李青蔓犹豫再三,最终说道:“稚初,有些话我本不该说的,但是……”李青蔓停顿了一下,继而道:“你这辈不管怎么都是为了你自己而活的,而不是稚家,有的时候我觉得你可以自私一点去选择你想要的,有的人有的事错过了,就是一辈子,后悔也换不得的,而有的事即便你不是这么做,你也有机会改变,你明白吗……我希望你能选择你所想选择的。”
稚初的脸上的笑容绽放开来,如同娇俏的花朵,带着纯净的美好,她轻声答道:“好。”
这个笑容印在李青蔓的脑海中久久不能抹去,这个笑容包含的东西太多太多了,李青蔓知道,稚初的心中已经做了决定,即便是她怎么说,也无法再去改变了。
半月后,果真同李青蔓说的一样,宫中出现了变动,皇上以皇后的名义宴请京城各七品官员家的公子小姐进宫赴宴,说是叫进宫来相聚,热闹一下。
夏天已经过去大半,今日的是难得的好天气,若在往年,这种时间稚初都会好好打扮一番再进宫,这可是为云裳阁做宣传的好机会,然而这次没有,她只是寻常打扮,薄施粉黛。

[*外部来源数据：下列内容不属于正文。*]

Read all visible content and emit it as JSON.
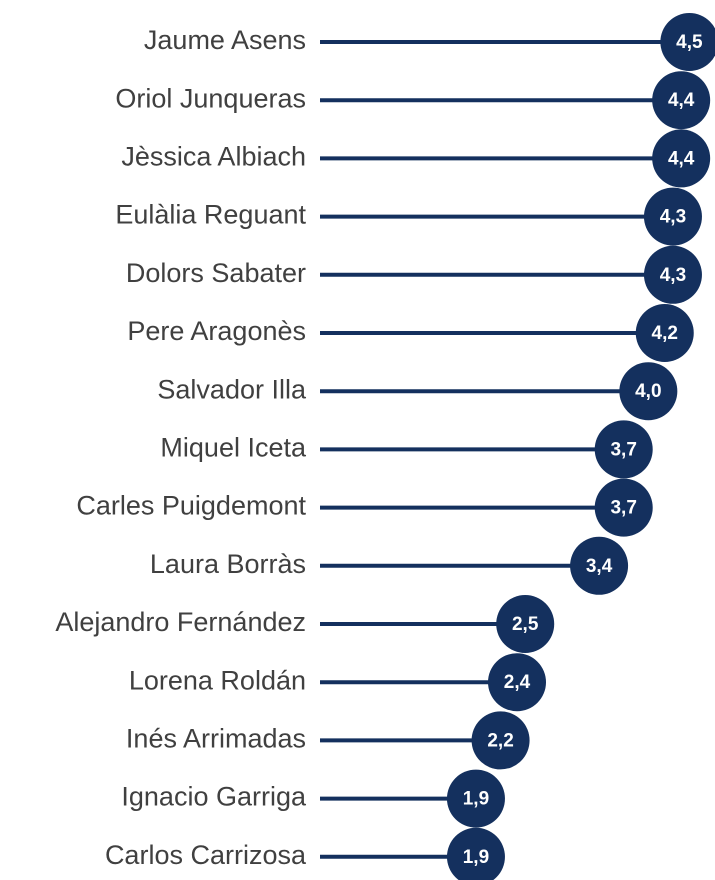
{
  "chart_data": {
    "type": "lollipop",
    "categories": [
      "Jaume Asens",
      "Oriol Junqueras",
      "Jèssica Albiach",
      "Eulàlia Reguant",
      "Dolors Sabater",
      "Pere Aragonès",
      "Salvador Illa",
      "Miquel Iceta",
      "Carles Puigdemont",
      "Laura Borràs",
      "Alejandro Fernández",
      "Lorena Roldán",
      "Inés Arrimadas",
      "Ignacio Garriga",
      "Carlos Carrizosa"
    ],
    "values": [
      4.5,
      4.4,
      4.4,
      4.3,
      4.3,
      4.2,
      4.0,
      3.7,
      3.7,
      3.4,
      2.5,
      2.4,
      2.2,
      1.9,
      1.9
    ],
    "value_labels": [
      "4,5",
      "4,4",
      "4,4",
      "4,3",
      "4,3",
      "4,2",
      "4,0",
      "3,7",
      "3,7",
      "3,4",
      "2,5",
      "2,4",
      "2,2",
      "1,9",
      "1,9"
    ],
    "color": "#14305e",
    "xlim": [
      0,
      4.8
    ]
  }
}
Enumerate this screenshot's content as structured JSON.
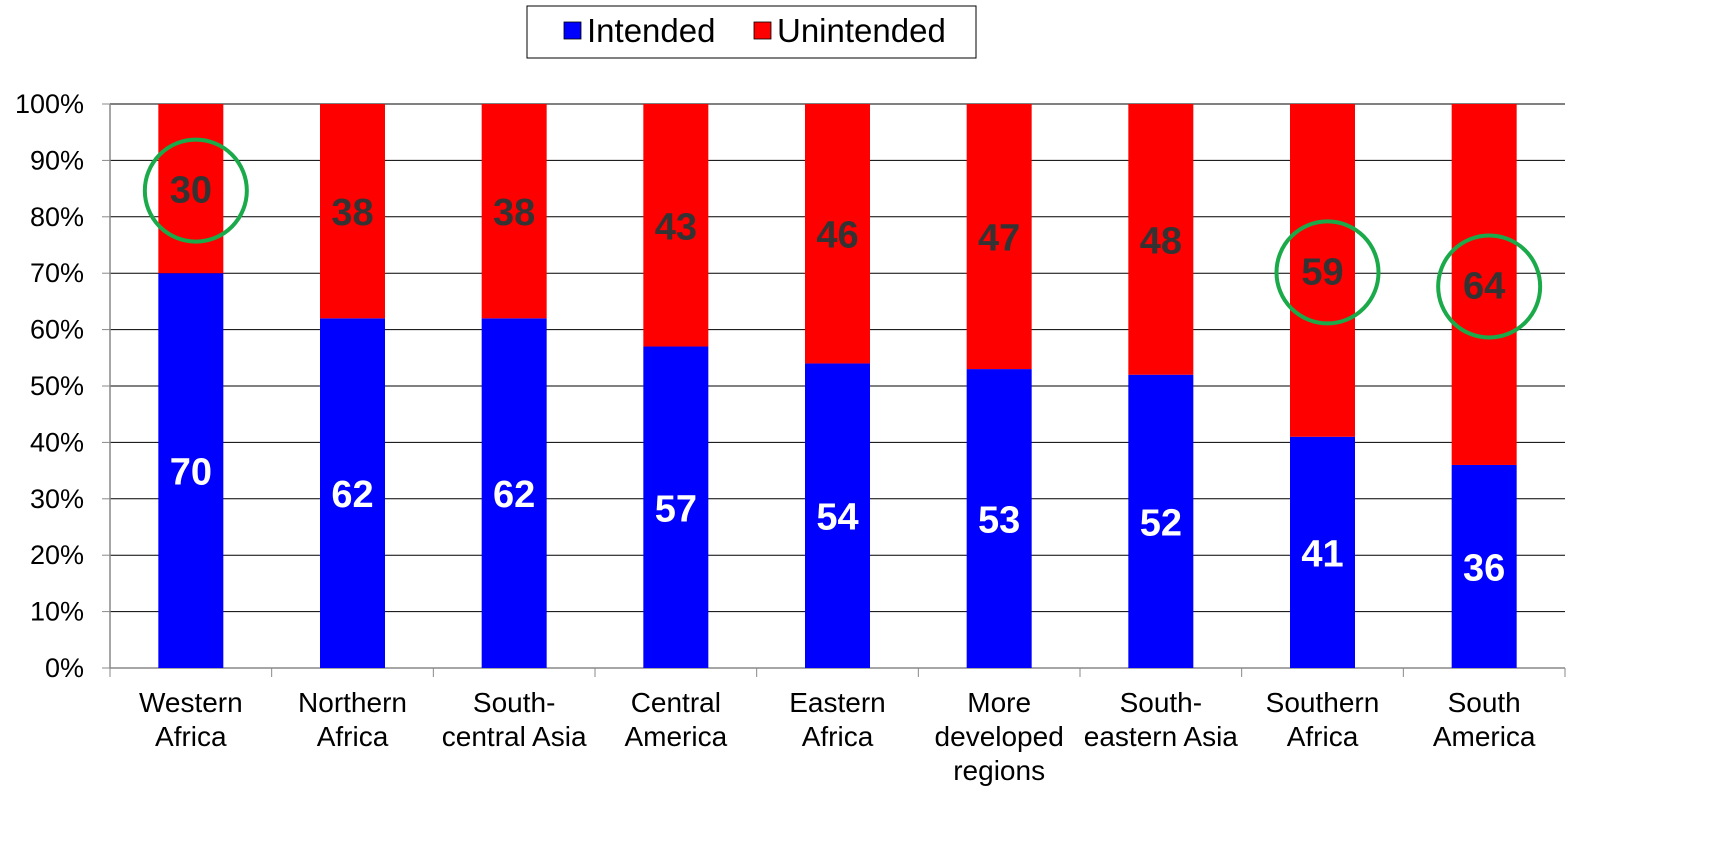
{
  "chart_data": {
    "type": "bar",
    "stacked": true,
    "percent": true,
    "categories": [
      [
        "Western",
        "Africa"
      ],
      [
        "Northern",
        "Africa"
      ],
      [
        "South-",
        "central Asia"
      ],
      [
        "Central",
        "America"
      ],
      [
        "Eastern",
        "Africa"
      ],
      [
        "More",
        "developed",
        "regions"
      ],
      [
        "South-",
        "eastern Asia"
      ],
      [
        "Southern",
        "Africa"
      ],
      [
        "South",
        "America"
      ]
    ],
    "series": [
      {
        "name": "Intended",
        "color": "#0000ff",
        "values": [
          70,
          62,
          62,
          57,
          54,
          53,
          52,
          41,
          36
        ]
      },
      {
        "name": "Unintended",
        "color": "#ff0000",
        "values": [
          30,
          38,
          38,
          43,
          46,
          47,
          48,
          59,
          64
        ]
      }
    ],
    "ylim": [
      0,
      100
    ],
    "yticks": [
      "0%",
      "10%",
      "20%",
      "30%",
      "40%",
      "50%",
      "60%",
      "70%",
      "80%",
      "90%",
      "100%"
    ],
    "grid": true,
    "legend": {
      "position": "top-center",
      "entries": [
        "Intended",
        "Unintended"
      ]
    },
    "highlighted_categories": [
      0,
      7,
      8
    ],
    "highlight_color": "#1aaa4a"
  }
}
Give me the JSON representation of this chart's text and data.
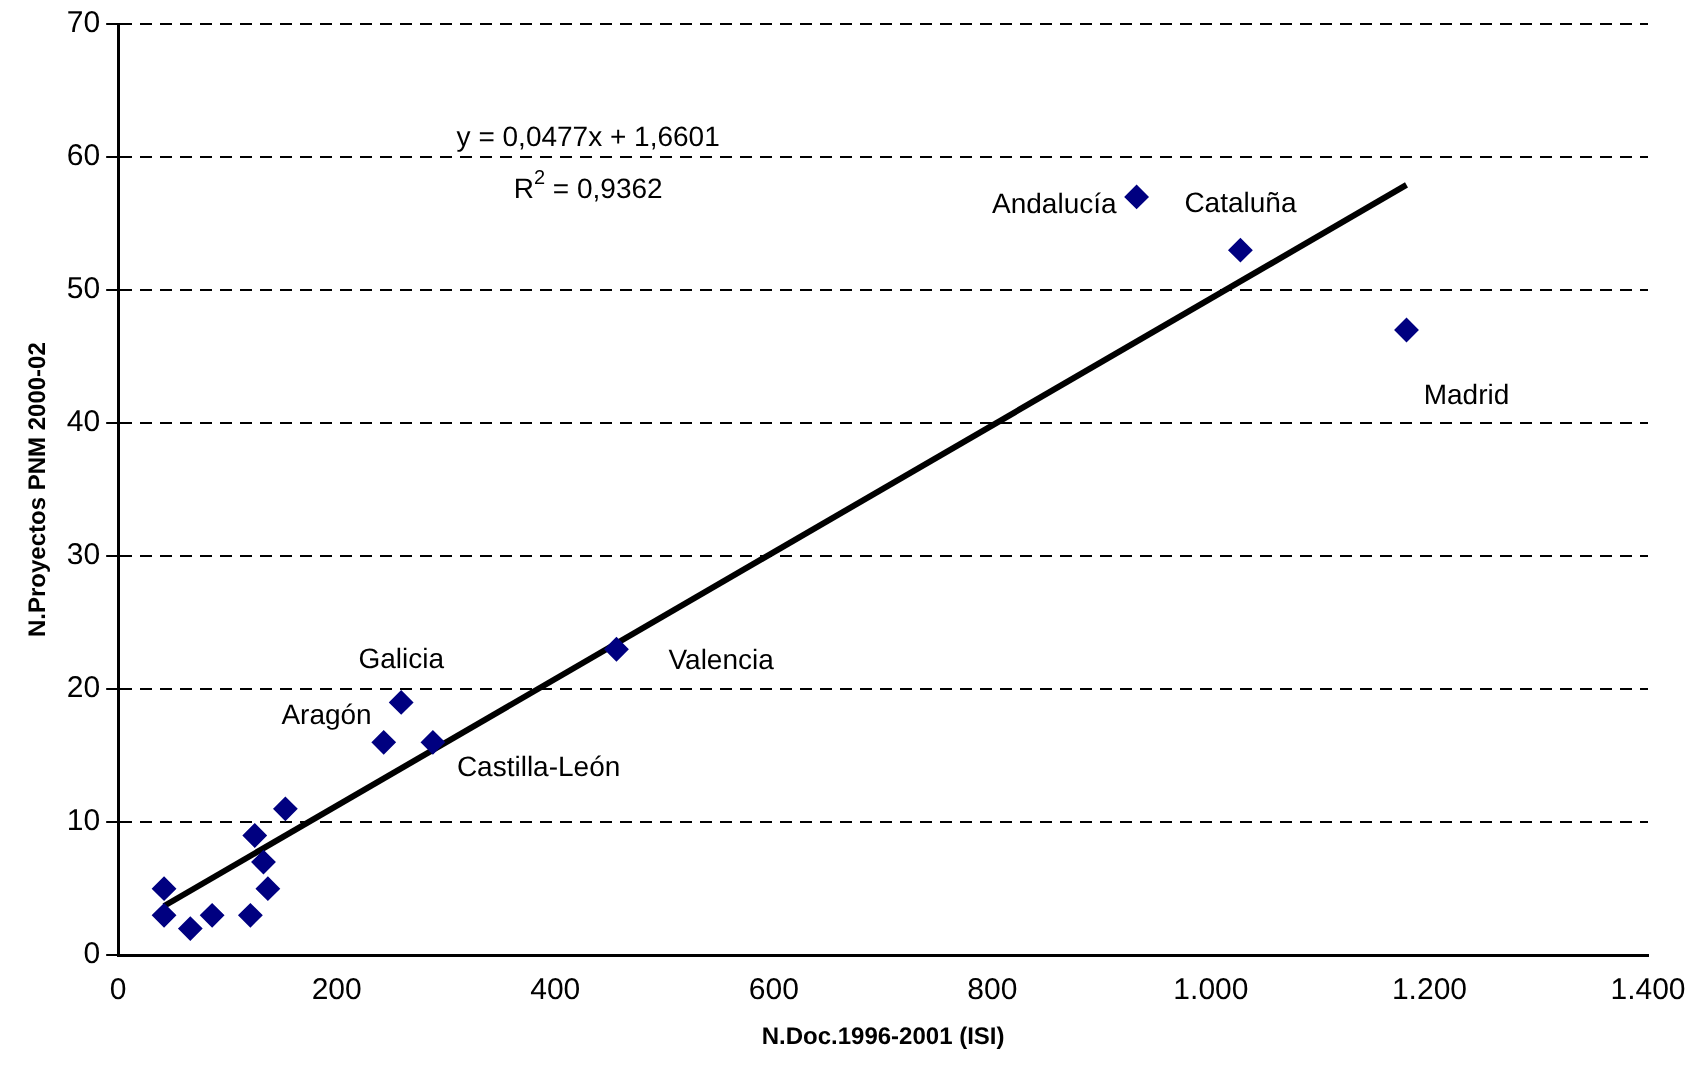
{
  "chart_data": {
    "type": "scatter",
    "xlabel": "N.Doc.1996-2001 (ISI)",
    "ylabel": "N.Proyectos PNM 2000-02",
    "xlim": [
      0,
      1400
    ],
    "xticks": [
      0,
      200,
      400,
      600,
      800,
      {
        "value": 1000,
        "label": "1.000"
      },
      {
        "value": 1200,
        "label": "1.200"
      },
      {
        "value": 1400,
        "label": "1.400"
      }
    ],
    "ylim": [
      0,
      70
    ],
    "yticks": [
      0,
      10,
      20,
      30,
      40,
      50,
      60,
      70
    ],
    "grid": "y",
    "legend": false,
    "series": [
      {
        "marker": "diamond",
        "color": "#000080",
        "x": [
          42,
          42,
          66,
          86,
          121,
          125,
          133,
          137,
          153,
          243,
          259,
          288,
          456,
          932,
          1027,
          1179
        ],
        "values": [
          5,
          3,
          2,
          3,
          3,
          9,
          7,
          5,
          11,
          16,
          19,
          16,
          23,
          57,
          53,
          47
        ]
      },
      {
        "type": "line",
        "marker": "none",
        "color": "#000000",
        "x": [
          42,
          1179
        ],
        "values": [
          3.7,
          57.9
        ]
      }
    ],
    "annotations": [
      "y = 0,0477x + 1,6601",
      "R$^{2}$ = 0,9362",
      {
        "text": "Aragón",
        "x": 243,
        "y": 16
      },
      {
        "text": "Galicia",
        "x": 259,
        "y": 19
      },
      {
        "text": "Castilla-León",
        "x": 288,
        "y": 16
      },
      {
        "text": "Valencia",
        "x": 456,
        "y": 23
      },
      {
        "text": "Andalucía",
        "x": 932,
        "y": 57
      },
      {
        "text": "Cataluña",
        "x": 1027,
        "y": 53
      },
      {
        "text": "Madrid",
        "x": 1179,
        "y": 47
      }
    ]
  }
}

现今的云裳阁在京中已是无人能与之相比,生意红火热闹,再加上春阳楼,并无什么担忧的地方。
现在大约是这三年以来最清闲的时光了,可稚初并未觉得清闲,反而有些担忧,暴风雨到来前的平静,如此的静,却叫人有些可怕。
稚初坐在轿子里看着来来往往过路的人,思绪有片刻的失神,她今日穿了一身浅紫蓝色的襦裙,清爽可人,如同夏日的一缕清风。
这宫中许久没有这般热络过了,来来往往的都是娇俏可人的姑娘,和意气风发的俊俏公子。
稚初走近,便引起了周围人的侧目,若说过往也是这般,可这次的意义却有些不同,这是三年以来,稚初第一次这么直接的出现在众人面前。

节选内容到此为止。